Bennett: Tenacity is my middle name. Leadership starts from the top down. I have to set the example for our leadership team, and I set a high bar with very high standards. I push myself, and anyone on the Benkari team should expect to be pushed as well.
There have been major changes in the codes, standards and technology since my entry into the industry 40 years ago. To stay ahead of the game, we have memberships in every association in our industry. Through these memberships our team attends conferences where they are able to interact with larger companies, learning from them and bringing that knowledge back to Benkari. I’m still in school. We require all team members to know and have all local and federally required certifications and licenses.
Focus: As a small business owner, explain to us the importance of empowered employees.
Bennett: As a small business owner, I have to wear multiple hats, and I expect my team to do the same. We train our best to become leaders if they express a desire to grow with us.
I find it both interesting and amazing they want to stick and stay with Benkari. I’ve been told that we have given opportunities for self-growth in a career that they would not have had in a larger company; where they would have only been a number.
Superior performance is the result of skilled, experienced employees who feel valued. Benkari ascribes to the motto, “360 degrees of insight,” where every employee is encouraged to provide opinions on work approaches and process improvement. We value our employees and provide professional development opportunities, including education and mentoring to help them fully achieve their personal and professional potential.
Focus: How did you build the Benkari management team and what do you do to retain them?

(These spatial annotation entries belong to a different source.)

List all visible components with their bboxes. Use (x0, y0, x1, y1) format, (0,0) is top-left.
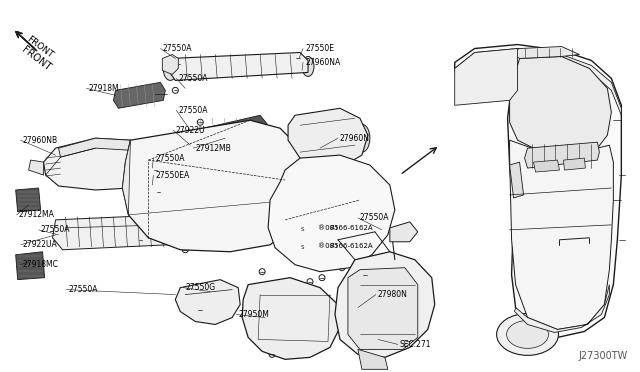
Polygon shape (192, 115, 268, 155)
Polygon shape (175, 280, 240, 324)
Polygon shape (15, 188, 40, 212)
Text: 27550A: 27550A (40, 225, 70, 234)
Circle shape (339, 265, 345, 271)
Circle shape (172, 87, 179, 93)
Polygon shape (268, 155, 395, 272)
Text: 27960N: 27960N (340, 134, 370, 143)
Circle shape (152, 167, 158, 173)
Ellipse shape (354, 124, 370, 152)
Polygon shape (509, 57, 611, 152)
Text: 27550A: 27550A (68, 285, 98, 294)
Circle shape (295, 223, 309, 237)
Text: 27550E: 27550E (305, 44, 334, 53)
Ellipse shape (534, 125, 556, 135)
Circle shape (319, 275, 325, 280)
Text: J27300TW: J27300TW (578, 351, 627, 361)
Ellipse shape (163, 58, 177, 80)
Text: 27918MC: 27918MC (22, 260, 58, 269)
Polygon shape (515, 285, 609, 333)
Circle shape (405, 339, 411, 344)
Circle shape (197, 119, 204, 125)
Polygon shape (188, 140, 262, 178)
Text: 27550A: 27550A (179, 74, 208, 83)
Polygon shape (563, 158, 586, 170)
Circle shape (568, 95, 588, 115)
Text: (1): (1) (330, 243, 339, 248)
Polygon shape (525, 142, 600, 168)
Polygon shape (44, 138, 148, 190)
Ellipse shape (278, 302, 306, 333)
Text: S: S (300, 245, 304, 250)
Circle shape (156, 189, 161, 195)
Text: 27918M: 27918M (88, 84, 119, 93)
Text: 27960NA: 27960NA (305, 58, 340, 67)
Text: 27950M: 27950M (238, 310, 269, 319)
Ellipse shape (285, 310, 299, 326)
Text: FRONT: FRONT (25, 35, 54, 60)
Circle shape (307, 279, 313, 285)
Polygon shape (163, 54, 179, 74)
Polygon shape (52, 215, 170, 250)
Circle shape (175, 61, 181, 67)
Text: 27550A: 27550A (163, 44, 192, 53)
Polygon shape (242, 278, 340, 359)
Text: 27912MA: 27912MA (19, 211, 54, 219)
Text: 27912MB: 27912MB (195, 144, 231, 153)
Ellipse shape (568, 121, 591, 131)
Polygon shape (509, 46, 579, 58)
Polygon shape (168, 52, 308, 80)
Polygon shape (335, 252, 435, 357)
Circle shape (295, 241, 309, 255)
Polygon shape (122, 120, 302, 252)
Text: ®08566-6162A: ®08566-6162A (318, 225, 372, 231)
Text: 27960NB: 27960NB (22, 136, 58, 145)
Text: 27550A: 27550A (360, 214, 389, 222)
Circle shape (197, 307, 204, 312)
Polygon shape (509, 140, 613, 330)
Text: ®08566-6162A: ®08566-6162A (318, 243, 372, 249)
Circle shape (362, 272, 368, 278)
Text: 27922U: 27922U (175, 126, 205, 135)
Ellipse shape (497, 314, 559, 355)
Polygon shape (113, 82, 165, 108)
Polygon shape (29, 160, 44, 175)
Circle shape (182, 247, 188, 253)
Text: 27550A: 27550A (179, 106, 208, 115)
Text: (1): (1) (330, 225, 339, 230)
Ellipse shape (302, 57, 314, 76)
Polygon shape (454, 48, 621, 115)
Circle shape (269, 352, 275, 357)
Text: 27550EA: 27550EA (156, 170, 189, 180)
Text: 27980N: 27980N (378, 290, 408, 299)
Polygon shape (454, 45, 621, 337)
Circle shape (207, 145, 213, 151)
Polygon shape (534, 160, 559, 172)
Text: 27550G: 27550G (186, 283, 216, 292)
Polygon shape (454, 48, 518, 105)
Circle shape (299, 245, 305, 251)
Polygon shape (288, 108, 368, 168)
Polygon shape (358, 349, 388, 369)
Text: S: S (300, 227, 304, 232)
Polygon shape (59, 138, 131, 157)
Text: FRONT: FRONT (20, 45, 52, 73)
Circle shape (259, 269, 265, 275)
Text: 27922UA: 27922UA (22, 240, 58, 249)
Polygon shape (348, 268, 418, 349)
Circle shape (532, 100, 552, 120)
Text: SEC.271: SEC.271 (400, 340, 431, 349)
Circle shape (299, 227, 305, 233)
Circle shape (138, 237, 143, 243)
Polygon shape (15, 252, 45, 280)
Polygon shape (509, 162, 524, 198)
Circle shape (295, 55, 301, 61)
Ellipse shape (507, 321, 548, 349)
Text: 27550A: 27550A (156, 154, 185, 163)
Polygon shape (390, 222, 418, 242)
Polygon shape (122, 140, 131, 215)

Bennett: As a union contractor we have the benefit of recruiting our labor from the Plumbers Local 98. Over the years we’ve weeded out those who don’t share our core values and understand our vision. We have the BEST and hold on to them by giving them increased opportunities for growth through continuing education, responsibilities, company vehicles and raises. And when we are awarded long term contracts it provides job security. Our blessings are that they want to stick and stay with us.
Focus: As one of America’s few women and minority-owned and operated, self-performing, union mechanical contractors, what are some words of wisdom for other women entrepreneurs striving for greatness?
Bennett: Never give up on your dream! If it was easy, anyone and everyone would do it. I have invested in me; I am Benkari; and I believe in the man above. Without Him it would not have been possible. That’s my story, but it could be a whole different story for someone else.
I am living the impossible dream and have reached an unreachable star. Any woman can do that if they want it bad enough.
Focus: In what ways has SBAM helped elevated your business?
Bennett: I became aware of SBAM when Benkari was honored as one of Michigan’s Top 50 Small Businesses to Watch 2018. In 2019, I was awarded SBA’s Woman of The Year award. These tremendous recognitions boosted Benkari’s profile and are a source of pride for our team.
In 2019, I attended my first SBAM luncheon as a guest and was so impressed that I joined. Now in 2020 you are interviewing me! I’m glad you have asked this question as I believe SBAM can elevate Benkari even further.
Bona Van Dis is the editor of SBAM.
*Originally featured in Focus Magazine.